(EFE).- This Wednesday, Google announced several of its latest achievements in artificial intelligence and its applications in different fields, from medicine, disaster prevention, robotics, literary or video creation.
One of them refers to the expansion of the flood forecasting initiative, which has been implemented in India and Bangladesh so far, and will now be expanded to 18 more countries, fifteen of which are in Africa, two in Latin America (Brazil and Colombia) and one more in Asia (Sri Lanka).
In parallel, Google announced the global launch of the FloodHub tool, a platform that indicates when and where floods may occur and whose information Google wants to soon be available from its map and search engine.
Director of Innovation and Research, Katherine Chou, assured during a presentation at Google’s offices in New York that this technology “has the potential to reduce mortality and economic damage between 30% and 50%” and that they are also developing a similar fire detection tool that is already available in United States, Canada, Mexico and parts of Australia.
ULTRASOUND AND DIAGNOSTICS
Chou also noted that Google is implementing AI in low-cost ultrasound imaging to easily gather information and help interpret the images “to help healthcare professionals identify problems early in pregnancy.”
Medical diagnosis using retinal images, performed with ARDA technology, is another field in which Google is trying to advance with the application of artificial intelligence, and it is already being used in India.
Now, the tech giant wants to go a step further and is trying to make those diagnoses individually via a cell phone camera.
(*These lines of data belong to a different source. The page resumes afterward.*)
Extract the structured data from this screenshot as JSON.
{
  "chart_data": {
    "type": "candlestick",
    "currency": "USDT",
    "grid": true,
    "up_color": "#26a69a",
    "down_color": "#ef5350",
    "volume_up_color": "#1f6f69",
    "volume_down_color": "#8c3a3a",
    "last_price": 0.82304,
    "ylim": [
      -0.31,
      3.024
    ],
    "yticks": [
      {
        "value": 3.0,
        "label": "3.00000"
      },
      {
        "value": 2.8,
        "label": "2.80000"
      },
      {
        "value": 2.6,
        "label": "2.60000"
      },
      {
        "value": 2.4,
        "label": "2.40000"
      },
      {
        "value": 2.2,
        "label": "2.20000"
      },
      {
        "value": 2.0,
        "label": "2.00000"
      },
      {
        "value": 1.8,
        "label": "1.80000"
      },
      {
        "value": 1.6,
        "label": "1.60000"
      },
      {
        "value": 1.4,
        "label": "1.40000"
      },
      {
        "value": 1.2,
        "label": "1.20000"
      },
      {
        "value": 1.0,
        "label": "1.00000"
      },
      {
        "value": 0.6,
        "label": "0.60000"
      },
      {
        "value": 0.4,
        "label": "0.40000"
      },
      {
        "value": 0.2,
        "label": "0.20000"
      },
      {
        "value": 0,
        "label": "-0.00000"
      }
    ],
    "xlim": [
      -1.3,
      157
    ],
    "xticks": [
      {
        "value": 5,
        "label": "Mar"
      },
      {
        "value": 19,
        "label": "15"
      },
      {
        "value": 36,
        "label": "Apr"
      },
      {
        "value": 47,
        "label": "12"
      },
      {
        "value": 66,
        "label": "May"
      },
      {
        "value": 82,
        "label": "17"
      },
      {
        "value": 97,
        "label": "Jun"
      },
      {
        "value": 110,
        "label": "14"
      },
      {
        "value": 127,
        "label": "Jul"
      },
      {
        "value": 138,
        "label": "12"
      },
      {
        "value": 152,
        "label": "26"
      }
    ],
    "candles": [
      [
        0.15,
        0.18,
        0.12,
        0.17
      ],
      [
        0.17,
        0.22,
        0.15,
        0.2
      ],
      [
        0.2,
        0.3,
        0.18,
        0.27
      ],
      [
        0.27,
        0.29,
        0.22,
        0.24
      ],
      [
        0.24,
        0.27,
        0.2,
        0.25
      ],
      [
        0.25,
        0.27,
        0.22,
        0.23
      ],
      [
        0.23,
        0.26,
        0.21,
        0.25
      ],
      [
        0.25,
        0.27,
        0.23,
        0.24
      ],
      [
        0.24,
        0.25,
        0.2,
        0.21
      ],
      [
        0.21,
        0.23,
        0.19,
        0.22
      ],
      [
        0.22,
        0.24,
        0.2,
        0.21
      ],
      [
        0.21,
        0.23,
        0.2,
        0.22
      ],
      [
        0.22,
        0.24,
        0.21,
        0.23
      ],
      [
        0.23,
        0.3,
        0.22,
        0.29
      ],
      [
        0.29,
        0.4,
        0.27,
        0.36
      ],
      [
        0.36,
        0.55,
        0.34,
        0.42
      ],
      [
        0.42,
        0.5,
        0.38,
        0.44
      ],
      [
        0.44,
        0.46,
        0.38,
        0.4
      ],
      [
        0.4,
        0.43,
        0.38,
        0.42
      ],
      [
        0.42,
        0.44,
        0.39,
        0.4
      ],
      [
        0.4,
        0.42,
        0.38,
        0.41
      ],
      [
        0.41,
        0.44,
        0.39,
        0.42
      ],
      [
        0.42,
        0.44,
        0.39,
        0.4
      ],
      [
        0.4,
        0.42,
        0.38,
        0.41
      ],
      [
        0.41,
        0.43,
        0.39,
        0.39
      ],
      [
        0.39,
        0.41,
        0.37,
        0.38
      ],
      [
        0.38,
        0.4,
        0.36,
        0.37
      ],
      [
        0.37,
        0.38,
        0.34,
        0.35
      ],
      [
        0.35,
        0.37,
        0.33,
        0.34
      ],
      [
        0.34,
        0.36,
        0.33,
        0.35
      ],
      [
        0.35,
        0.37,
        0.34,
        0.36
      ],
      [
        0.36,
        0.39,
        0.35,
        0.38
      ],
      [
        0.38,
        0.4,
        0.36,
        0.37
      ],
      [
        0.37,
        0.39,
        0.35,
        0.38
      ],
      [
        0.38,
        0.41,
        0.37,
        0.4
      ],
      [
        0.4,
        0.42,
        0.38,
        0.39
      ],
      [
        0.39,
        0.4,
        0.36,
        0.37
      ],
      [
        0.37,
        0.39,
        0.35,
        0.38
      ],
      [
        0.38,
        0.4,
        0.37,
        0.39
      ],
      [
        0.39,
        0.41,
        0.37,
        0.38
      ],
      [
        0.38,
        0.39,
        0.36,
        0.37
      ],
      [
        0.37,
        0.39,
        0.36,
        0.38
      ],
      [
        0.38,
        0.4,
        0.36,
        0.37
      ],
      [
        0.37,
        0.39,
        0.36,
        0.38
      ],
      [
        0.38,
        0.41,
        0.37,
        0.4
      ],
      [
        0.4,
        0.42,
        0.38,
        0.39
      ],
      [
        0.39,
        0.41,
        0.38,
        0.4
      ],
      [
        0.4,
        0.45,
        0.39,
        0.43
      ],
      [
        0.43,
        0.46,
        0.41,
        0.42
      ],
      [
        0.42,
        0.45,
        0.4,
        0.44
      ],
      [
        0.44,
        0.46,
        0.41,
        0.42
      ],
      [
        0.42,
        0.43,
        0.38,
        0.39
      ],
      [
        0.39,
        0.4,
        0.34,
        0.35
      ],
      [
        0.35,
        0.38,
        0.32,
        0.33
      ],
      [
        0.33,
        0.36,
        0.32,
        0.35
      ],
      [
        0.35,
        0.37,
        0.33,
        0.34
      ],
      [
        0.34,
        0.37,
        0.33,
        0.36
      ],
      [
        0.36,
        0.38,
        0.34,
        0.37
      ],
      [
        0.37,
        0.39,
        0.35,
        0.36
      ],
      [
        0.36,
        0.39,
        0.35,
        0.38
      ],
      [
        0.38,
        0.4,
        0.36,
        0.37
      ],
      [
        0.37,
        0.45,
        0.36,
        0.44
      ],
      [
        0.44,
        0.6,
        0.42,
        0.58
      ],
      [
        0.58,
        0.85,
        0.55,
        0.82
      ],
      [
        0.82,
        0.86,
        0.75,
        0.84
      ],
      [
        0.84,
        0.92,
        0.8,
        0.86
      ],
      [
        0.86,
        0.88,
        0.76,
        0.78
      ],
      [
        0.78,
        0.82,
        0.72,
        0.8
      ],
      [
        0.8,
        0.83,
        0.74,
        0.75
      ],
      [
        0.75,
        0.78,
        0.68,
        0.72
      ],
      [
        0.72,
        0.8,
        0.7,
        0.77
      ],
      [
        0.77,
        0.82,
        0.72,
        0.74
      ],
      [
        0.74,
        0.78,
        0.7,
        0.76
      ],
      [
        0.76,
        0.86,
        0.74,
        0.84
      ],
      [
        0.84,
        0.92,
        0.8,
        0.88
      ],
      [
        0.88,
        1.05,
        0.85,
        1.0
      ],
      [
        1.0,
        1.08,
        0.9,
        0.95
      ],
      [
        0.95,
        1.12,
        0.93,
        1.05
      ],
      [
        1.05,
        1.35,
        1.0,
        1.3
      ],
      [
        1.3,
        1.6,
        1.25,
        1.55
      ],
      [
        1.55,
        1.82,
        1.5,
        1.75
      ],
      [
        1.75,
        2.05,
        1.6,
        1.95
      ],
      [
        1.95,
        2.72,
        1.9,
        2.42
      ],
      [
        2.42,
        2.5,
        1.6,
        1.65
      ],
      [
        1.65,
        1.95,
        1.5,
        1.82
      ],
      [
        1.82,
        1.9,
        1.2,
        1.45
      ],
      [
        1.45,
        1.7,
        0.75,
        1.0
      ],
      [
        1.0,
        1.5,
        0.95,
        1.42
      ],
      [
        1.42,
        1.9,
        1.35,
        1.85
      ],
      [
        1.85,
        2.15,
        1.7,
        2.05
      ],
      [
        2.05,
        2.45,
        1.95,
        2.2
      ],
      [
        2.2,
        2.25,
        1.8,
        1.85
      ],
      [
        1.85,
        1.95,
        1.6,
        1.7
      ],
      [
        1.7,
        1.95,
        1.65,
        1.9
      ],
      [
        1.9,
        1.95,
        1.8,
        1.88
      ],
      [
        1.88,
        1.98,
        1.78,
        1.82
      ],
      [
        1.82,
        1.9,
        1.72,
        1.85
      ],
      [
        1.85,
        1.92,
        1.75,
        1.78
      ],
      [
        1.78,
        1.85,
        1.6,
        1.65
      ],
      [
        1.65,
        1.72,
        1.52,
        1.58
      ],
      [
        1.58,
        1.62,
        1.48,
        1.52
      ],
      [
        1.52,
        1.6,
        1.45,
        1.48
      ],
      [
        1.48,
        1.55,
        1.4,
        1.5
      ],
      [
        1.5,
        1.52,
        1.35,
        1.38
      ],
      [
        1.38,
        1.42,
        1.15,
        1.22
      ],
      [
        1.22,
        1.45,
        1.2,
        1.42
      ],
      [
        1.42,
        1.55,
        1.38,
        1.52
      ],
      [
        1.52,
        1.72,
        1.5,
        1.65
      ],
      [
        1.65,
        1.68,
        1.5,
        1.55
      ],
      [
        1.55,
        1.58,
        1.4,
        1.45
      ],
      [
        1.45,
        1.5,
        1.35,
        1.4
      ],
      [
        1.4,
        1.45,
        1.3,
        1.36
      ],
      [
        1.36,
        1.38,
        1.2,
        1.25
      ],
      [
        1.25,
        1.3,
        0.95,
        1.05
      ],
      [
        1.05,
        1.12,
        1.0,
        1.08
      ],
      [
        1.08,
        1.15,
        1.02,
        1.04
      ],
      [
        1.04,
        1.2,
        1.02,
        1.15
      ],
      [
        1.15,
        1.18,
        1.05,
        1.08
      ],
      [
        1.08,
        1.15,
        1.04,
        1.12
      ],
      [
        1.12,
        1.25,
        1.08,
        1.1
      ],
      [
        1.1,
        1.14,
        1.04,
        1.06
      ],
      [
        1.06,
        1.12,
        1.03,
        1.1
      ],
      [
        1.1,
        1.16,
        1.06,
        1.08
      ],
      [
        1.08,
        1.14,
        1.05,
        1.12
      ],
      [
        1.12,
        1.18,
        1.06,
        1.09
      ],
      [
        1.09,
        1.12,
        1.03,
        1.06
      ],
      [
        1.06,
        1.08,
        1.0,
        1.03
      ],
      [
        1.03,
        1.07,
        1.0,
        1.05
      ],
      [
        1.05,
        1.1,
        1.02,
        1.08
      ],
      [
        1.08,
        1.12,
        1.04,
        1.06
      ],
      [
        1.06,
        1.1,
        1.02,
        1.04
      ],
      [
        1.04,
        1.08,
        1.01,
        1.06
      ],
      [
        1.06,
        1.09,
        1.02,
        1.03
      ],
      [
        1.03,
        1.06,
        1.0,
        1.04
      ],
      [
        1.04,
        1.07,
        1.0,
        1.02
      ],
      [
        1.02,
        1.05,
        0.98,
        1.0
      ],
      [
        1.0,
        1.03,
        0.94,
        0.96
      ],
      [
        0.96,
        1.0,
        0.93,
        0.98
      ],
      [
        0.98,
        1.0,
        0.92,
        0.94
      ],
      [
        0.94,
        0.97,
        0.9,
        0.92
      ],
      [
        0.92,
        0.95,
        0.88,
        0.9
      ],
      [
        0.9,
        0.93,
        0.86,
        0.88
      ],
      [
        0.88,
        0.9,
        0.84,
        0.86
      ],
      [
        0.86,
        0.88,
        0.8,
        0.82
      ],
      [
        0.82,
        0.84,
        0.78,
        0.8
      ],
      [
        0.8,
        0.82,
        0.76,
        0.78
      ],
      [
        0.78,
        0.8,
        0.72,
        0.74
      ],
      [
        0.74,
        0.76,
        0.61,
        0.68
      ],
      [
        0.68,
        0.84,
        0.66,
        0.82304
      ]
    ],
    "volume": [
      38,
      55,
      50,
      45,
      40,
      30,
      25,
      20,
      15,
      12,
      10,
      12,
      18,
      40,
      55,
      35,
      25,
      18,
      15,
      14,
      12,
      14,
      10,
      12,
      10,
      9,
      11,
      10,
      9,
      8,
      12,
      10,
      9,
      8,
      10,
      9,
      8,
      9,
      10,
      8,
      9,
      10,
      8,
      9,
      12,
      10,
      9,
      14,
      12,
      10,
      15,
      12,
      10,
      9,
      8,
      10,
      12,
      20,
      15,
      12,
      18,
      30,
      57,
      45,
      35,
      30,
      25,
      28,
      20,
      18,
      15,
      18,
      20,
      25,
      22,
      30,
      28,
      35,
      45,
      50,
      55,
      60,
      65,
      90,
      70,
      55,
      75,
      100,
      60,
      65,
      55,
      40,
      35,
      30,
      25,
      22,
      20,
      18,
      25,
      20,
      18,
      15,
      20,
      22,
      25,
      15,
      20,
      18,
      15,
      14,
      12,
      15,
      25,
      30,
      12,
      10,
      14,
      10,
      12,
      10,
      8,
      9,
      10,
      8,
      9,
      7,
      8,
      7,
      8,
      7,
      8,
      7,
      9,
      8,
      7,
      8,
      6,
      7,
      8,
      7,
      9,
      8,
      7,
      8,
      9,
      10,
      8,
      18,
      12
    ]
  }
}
LANGUAGE RECOGNITION AND CREATOR AI
Google does not want to limit the use of its technology or the sale of its products only to users of the most widely spoken languages, but, as announced today, it has launched “ambitious research to create an artificial intelligence model that supports a thousand of the most widely spoken languages in the world.
Today, they also presented two new projects related to the creation of images via text instructions called “Imagen Video” and “Phetaki”.
Using these applications, the machine creates fictitious high-resolution images in response to written commands that, in the case of photography, look very real.
They also showed how the robotic arm responded to certain information and was able to come up with associations of ideas: thus, the user who writes to the robot that her favorite cup is blue and that her favorite sweets are “emanems”, to which the robot responded by taking a small bag of “emane” and placing it in a blue cup.
They also announced that they are continuing to develop tools to help write literary texts, for which they gathered a group of professional authors who were asked to create fictional texts using the Google LaMDA tool.
SECURITY AND PRIVACY
Aware of all the privacy and security issues arising from the creation of texts, high-quality realistic videos or the reproduction of faithful human voices, all speakers pointed out that Google takes care of all these issues and has strict protocols.
“Obviously, there are some issues here that I want to talk about, toxicity, misinformation and bias” in issues such as the use of fake images that could be used “to make it even easier to be to blur the distinction between what is real and what is not. was recognized by the chief scientist of Google Research, Douglas Eck.
In this sense, Eck pointed out that Google intends to create controls over the “creation of images and videos” with this technology to, for example, “minimize the creation of toxic or violent content.”
He also noted that they were working hard to ensure that these synthetic products were detected in case they were spread over networks.
“So we will continue to work on these two forms of control. First of all, when creating, to create responsibly, i when it spreads, that we have ways to protect it“, he emphasized.